The documented Jupyter Notebooks are in the examples folder:
Classifying the points from a mixture of "gaussians" using linear regression, nearest-neighbor, logistic regression with natural cubic splines basis expansion, neural networks, support vector machines, flexible discriminant analysis over MARS regression, mixture discriminant analysis, k-Means clustering, Gaussian mixture model and random forests.
Predicting prostate specific antigen using ordinary least squares, ridge/lasso regularized linear regression, principal components regression, partial least squares and best subset regression.
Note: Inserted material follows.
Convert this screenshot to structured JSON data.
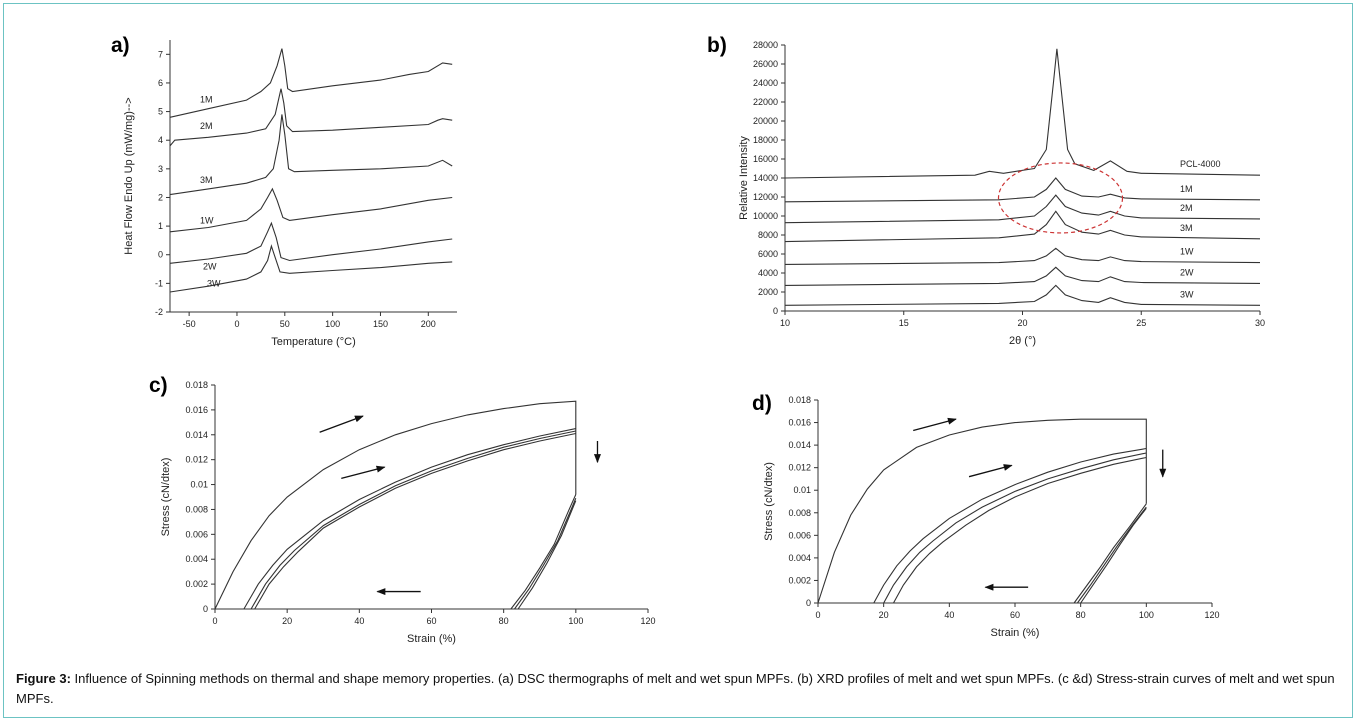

Model parameters are selected by K-folds cross-validation.
Understanding the risk factors using logistic regression, L1 regularized logistic regression, natural cubic splines basis expansion for nonlinearities, thin-plate spline for mutual dependency, local logistic regression, kernel density estimation and gaussian mixture models.
Vowel speech recognition using regression of an indicator matrix, linear/quadratic/regularized/reduced-rank discriminant analysis and logistic regression.
Comparing patterns of bone mineral density relative change for men and women using smoothing splines.
Phonemes speech recognition using reduced flexibility logistic regression.
Analysing radial velocity of galaxy NGC7531 using local regression in multidimentional space.
Analysing the factors influencing ozone concentration using local regression and trellis plot.
Detecting email spam using logistic regression, generalized additive logistic model, decision tree, multivariate adaptive regression splines, boosting and random forest.
Analysing the factors influencing California houses prices using boosting over decision trees and partial dependance plots.
Predicting shopping mall customers occupation, and hence identifying demographic variables that discriminate between different occupational categories using boosting and market basket analysis.
Recognizing small hand-drawn digits using LeCun's Net-1 - Net-5 neural networks.
Analysing of the number three variation in ZIP codes using principal component and archetypal analysis.
Analysing microarray data using K-means clustring and hierarchical clustering.
Analysing country dissimilarities using K-medoids clustering and multidimensional scaling.
Analysing signature shapes using Procrustes transformation.
Recognizing wave classes using linear, quadratic, flexible (over MARS regression), mixture discriminant analysis and decision trees.